Director Edgar Wright keeps the laughs coming while paying tribute to action movies with the rollicking heist film Baby Driver.
Since his 2004 zomb-rom-com Shaun of the Dead gave audiences a new take on a trio of stale genres, director Edgar Wright is oft-considered one of the best genre directors. His fifth feature film, and his first actually set in America, Baby Driver is a high-octane film that plays with both the action and, surprisingly, musical genre. Wright’s ensemble cast has great comedic timing that, coupled with the percussive score and smooth action setpieces, will you ready to peel out of the local theater.
Baby (Ansel Elgort) is a wheelman coming up on his “one last job.” When the final heist includes a gang of thieves from past jobs it creates a powder keg that threatens to explode, and leave Baby in the crosshairs.
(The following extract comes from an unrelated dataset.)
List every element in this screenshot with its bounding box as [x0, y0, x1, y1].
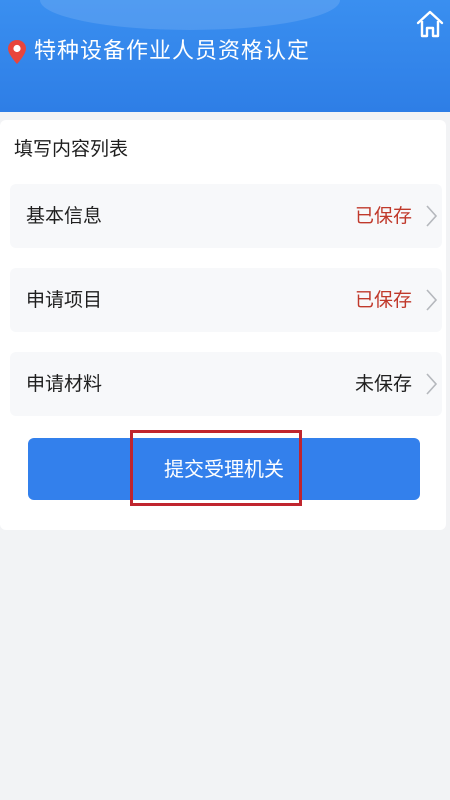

Like all of Wright’s past works, Baby Driver doesn’t boil down to one set genre but is influenced by multiple films and genres. Can you think of any other director who could insert Raising Arizona’s humor into a car movie with shades of Drive and The Driver in it? With shades of La La Land to boot? The basic tenets of the heist film act as a foundation: Baby owes a debt to the shadowy Doc (Kevin Spacey). Just when Baby thinks he’s out, he’s pulled back in, putting himself and his newfound love – a plucky diner waitress played by Lily James – in danger. The various baddies are all takes on typical heist villains comprised of loose cannons and jerky deplorables.
With so many villains it makes sense that the film’s hero would be safe. As an actor, Ansel Elgort is an acquired taste, but he actually connects as Baby; he certainly looks the part. Reminiscent of Ryan Gosling’s unnamed character in Drive, Baby is a man of few words, the source of humor at the expense of the criminals around him who find him “slow.” Like any good hero Baby has a dark past of death, destruction and mommy issues. When he isn’t driving he spends his time at the local diner with James’ Debora or helping his deaf foster father Joe (wonderfully played by CJ Jones). Dancing around or lip-syncing to his music, Elgort possesses all the character’s fun and whimsy that’s buried under personal tragedy. When he puts on his shades to drive, it’s all business and Elgort succeeds equally, in that regard. If you’ve found the actor’s face as punchable as I have, Baby Driver does a lot to change the actor’s narrative.
The rest of the cast is equally fun and well-utilized. Kevin Spacey’s Doc is situated as the villain hanging a debt over Baby’s head, but Spacey’s deadpan delivery undermines all that. Spacey demonstrates something passing for affection for Baby, even if that still requires the young man to take in Doc’s nephew to scope out the best way to rob a post office. Jaime Foxx as Bats is crazy fun, a loose cannon who needs the slightest motive to outright shoot someone. He’s terrifying in impatience. Jon Hamm and Eiza Gonzalez are the film’s Mickey and Mallory as Buddy and Darling. With their matching “his” and “hers” tattoos, there’s something romantic and sexy about the characters that’s negated by how crazy they are. (If you can’t tell, poor Baby is the lone innocent surrounded by a sea of insanity.) Lily James is probably the weakest link as the sweet Debora. She’s Baby’s reason to live; the sweet 1950s embodiment of Americana, as evidenced by a Pleasantville-esque fantasy Baby has. It’s not that James gives a bad performance; it’s that the character is just so blah in comparison to the other showier actors.
It’s hard to properly contextualize the elements of Baby Driver that work because so much is reliant on the interplay of images with audio. The film’s opening scene, a smoothly choreographed heist, is conducted like a symphony. The characters get out of the car, glide to the trunk and extract their weapons with more flair than Emma Stone and Ryan Gosling. At various points throughout, the sound of gunfire is syncopated with the non-diegetic music. Baby’s poignant relationship with Joe is wrapped up within the lack of hearing, and how dialogue becomes paramount while ironically being presented via sign language and subtitles. Wright plays with how movies utilize audio and how audiences play with sound. As Baby dances through the streets of Atlanta, the lyrics of the song are slyly inserted into the frame for a Where’s Waldo sing-along.
With a multitude of film inspirations it’s remarkable that Baby Driver is as smooth as the car scenes. The action and comedy are balletic in their unity, with laughs coming as quickly as Baby’s turns around a street corner. The action is tight and suspenseful, yet Wright injects his patented brand of humor that usually manifests in stressful situations. As a director Wright has matured immensely and Baby Driver is easily his most accomplished film.
Baby Driver is the must-see summer film in a world gone to tired franchises. Action-packed, hysterical, expertly composed and downright cool, this is a movie that leaves you smiling and singing.